Le cybernétique encore nouveau comme risque, ajoute Daniel Vena, les différences entre les garanties sont très grandes d’un assureur à l’autre! Graduellement, le marché devient plus mature et les garanties offertes se retrouvent partout. « Quand un nouveau risque s’ajoute et qu’un nouveau produit est souscrit, ça prend quelques années aux assureurs pour s’ajuster », ajoute-t-il.
Effectivement, des écarts considérables persistent dans la couverture du risque cybernétique, tant dans les franchises et les primes que dans les conditions d’admissibilité à la réclamation, note Marco Iannuzzi. « On trouve encore des souscripteurs qui ne comprennent pas toutes les ramifications d’une police. » Il souligne que des assureurs ont parfois sous-estimé le volume et l’ampleur des réclamations associées à cette garantie.
Le cyberrisque est déjà compris dans plusieurs polices qui couvrent les biens de l’entreprise, poursuit-il, et inclura la couverture des pertes reliées à l’interruption des activités. Mais cela n’inclut pas toujours la protection contre le piratage des données et les demandes de rançons.
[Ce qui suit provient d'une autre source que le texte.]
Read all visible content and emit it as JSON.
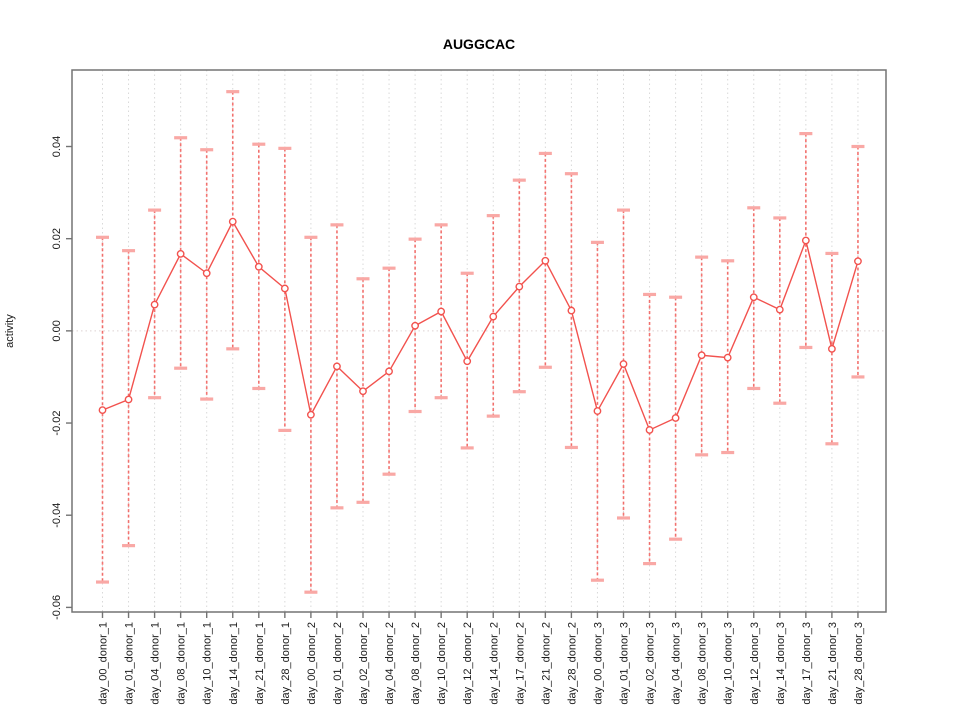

Marco Iannuzzi rappelle que toute entreprise dont les employés utilisent leurs outils intelligents (téléphone, tablette) pour se mettre en réseau est une cible potentielle.
Tous les courtiers sont cependant unanimes : ils sentent un enthousiasme montant chez les assureurs de produire des couvertures de plus en plus nombreuses pour de plus en plus d’entreprises diverses.
Bernard Deschamps affirme que l’entreprise peut être poussée à la faillite si elle n’a pas la capacité financière de supporter les couts reliés à la fraude informatique. Le fait d’être assuré « n’empêche pas les dommages non plus ». Ça mitige les couts. Une entreprise sera au moins indemnisée pour ses efforts à récupérer des données et à communiquer avec les clients », dit-il.